Originally Posted by Wikipedia
Gaussian noise is properly defined as the noise with a Gaussian amplitude distribution. This says nothing of the correlation of the noise in time or of the spectral density of the noise. Labeling Gaussian noise as 'white' describes the correlation of the noise. It is necessary to use the term "white Gaussian noise" to be precise. Gaussian noise is sometimes misunderstood to be white Gaussian noise, but this is not the case.

If a signals amplitude values are normally distributed, doesn't that imply that different samples of the source are uncorrelated (because their values are random)?

This is why I don't understand why labelling a noise source as "Gaussian" says nothing about it's correlation.

Thanks.
• Feb 11th 2011, 11:34 PM
Moo
Hello,

Look at the definition of correlation (Surprised) It's not because values are random that they're uncorrelated !! Imagine you choose the number X=2 randomly. It's multiplied by 2 in order to get a final result, Y. Thus the final result is chosen randomly at last ! Are X and Y uncorrelated ?
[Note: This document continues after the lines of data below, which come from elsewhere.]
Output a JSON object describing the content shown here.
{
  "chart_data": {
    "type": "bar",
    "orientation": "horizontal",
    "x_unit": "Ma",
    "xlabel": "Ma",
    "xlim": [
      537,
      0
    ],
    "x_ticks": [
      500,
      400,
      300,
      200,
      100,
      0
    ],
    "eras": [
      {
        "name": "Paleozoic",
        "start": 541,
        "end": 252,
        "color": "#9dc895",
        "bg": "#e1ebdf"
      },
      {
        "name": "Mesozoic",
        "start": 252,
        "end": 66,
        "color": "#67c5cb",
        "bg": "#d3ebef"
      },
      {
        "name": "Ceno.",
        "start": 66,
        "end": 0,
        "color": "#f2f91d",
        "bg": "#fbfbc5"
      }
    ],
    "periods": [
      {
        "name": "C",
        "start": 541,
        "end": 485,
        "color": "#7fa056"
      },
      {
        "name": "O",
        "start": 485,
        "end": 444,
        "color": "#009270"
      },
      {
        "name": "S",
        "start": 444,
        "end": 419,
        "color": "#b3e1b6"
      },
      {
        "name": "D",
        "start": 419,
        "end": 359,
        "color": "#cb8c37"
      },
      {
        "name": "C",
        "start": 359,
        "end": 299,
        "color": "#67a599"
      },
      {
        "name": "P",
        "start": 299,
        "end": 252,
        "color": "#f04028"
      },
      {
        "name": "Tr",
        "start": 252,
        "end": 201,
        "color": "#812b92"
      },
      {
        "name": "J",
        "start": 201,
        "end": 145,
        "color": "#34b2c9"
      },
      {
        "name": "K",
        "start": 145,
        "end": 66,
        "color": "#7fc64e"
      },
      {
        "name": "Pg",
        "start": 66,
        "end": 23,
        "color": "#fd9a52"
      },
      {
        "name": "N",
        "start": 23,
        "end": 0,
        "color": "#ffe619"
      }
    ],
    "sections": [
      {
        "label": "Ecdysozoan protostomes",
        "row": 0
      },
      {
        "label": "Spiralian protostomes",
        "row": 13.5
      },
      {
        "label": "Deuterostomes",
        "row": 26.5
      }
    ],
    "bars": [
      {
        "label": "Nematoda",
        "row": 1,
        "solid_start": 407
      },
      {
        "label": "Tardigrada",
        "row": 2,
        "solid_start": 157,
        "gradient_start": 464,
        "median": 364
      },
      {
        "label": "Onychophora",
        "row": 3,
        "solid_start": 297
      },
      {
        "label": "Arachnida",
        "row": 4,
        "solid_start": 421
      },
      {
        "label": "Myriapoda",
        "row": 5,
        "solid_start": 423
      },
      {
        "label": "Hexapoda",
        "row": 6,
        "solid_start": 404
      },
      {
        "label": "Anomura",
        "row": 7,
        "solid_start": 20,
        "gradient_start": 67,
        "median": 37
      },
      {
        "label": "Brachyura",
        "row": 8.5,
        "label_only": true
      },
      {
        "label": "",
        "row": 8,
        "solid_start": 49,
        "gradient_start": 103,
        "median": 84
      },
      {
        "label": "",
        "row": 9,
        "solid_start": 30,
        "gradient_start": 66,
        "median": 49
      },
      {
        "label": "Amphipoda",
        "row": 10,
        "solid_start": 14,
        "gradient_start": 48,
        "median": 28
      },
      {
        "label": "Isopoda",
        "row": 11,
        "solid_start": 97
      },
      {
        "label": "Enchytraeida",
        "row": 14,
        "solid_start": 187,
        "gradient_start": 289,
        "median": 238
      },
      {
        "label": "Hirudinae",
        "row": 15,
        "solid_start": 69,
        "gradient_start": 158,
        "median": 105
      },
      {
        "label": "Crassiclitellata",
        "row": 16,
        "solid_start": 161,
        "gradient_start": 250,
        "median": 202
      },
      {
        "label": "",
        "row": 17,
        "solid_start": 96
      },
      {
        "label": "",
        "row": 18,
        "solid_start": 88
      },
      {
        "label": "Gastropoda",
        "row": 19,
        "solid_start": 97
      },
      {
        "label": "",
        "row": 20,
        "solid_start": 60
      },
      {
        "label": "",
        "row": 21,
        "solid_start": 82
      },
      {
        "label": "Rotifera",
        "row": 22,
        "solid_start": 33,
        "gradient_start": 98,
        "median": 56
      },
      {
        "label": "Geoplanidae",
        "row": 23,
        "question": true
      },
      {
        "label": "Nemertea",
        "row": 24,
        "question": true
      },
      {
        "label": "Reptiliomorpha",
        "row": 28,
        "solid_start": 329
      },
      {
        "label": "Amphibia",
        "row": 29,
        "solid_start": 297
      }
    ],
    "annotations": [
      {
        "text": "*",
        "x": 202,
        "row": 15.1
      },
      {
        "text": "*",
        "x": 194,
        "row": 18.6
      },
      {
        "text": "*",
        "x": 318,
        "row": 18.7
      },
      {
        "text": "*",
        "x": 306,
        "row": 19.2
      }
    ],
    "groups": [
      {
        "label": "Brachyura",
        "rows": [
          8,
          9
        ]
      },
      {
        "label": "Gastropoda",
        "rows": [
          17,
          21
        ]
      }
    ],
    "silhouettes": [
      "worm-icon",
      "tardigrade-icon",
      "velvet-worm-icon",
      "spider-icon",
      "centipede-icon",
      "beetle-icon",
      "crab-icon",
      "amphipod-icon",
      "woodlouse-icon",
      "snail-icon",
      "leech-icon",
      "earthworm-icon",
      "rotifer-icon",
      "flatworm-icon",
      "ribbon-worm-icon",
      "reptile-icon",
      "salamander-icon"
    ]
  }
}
There is no relationship between uncorrelation and the distribution. Except if you have a certain case of random vector, but that's another story...
• Feb 12th 2011, 12:25 AM
CaptainBlack
Quote:

Originally Posted by algorithm
Hi,

If a signals amplitude values are normally distributed, doesn't that imply that different samples of the source are uncorrelated (because their values are random)?

This is why I don't understand why labelling a noise source as "Gaussian" says nothing about it's correlation.

Thanks.

Let $X_i,\ i=1,2,...$ be iid Gaussian RVs.

Now consider:

$Y_i=\alpha X_i +(1-\alpha)X_{i+1}\ i=1,2,... ;\ \ \alpha \in [0,1]$

Now the $Y$'s are Gaussian with the same mean as the $X$'s and calculable variance, but if $\alpha \ne 1$ they are correlated.

CB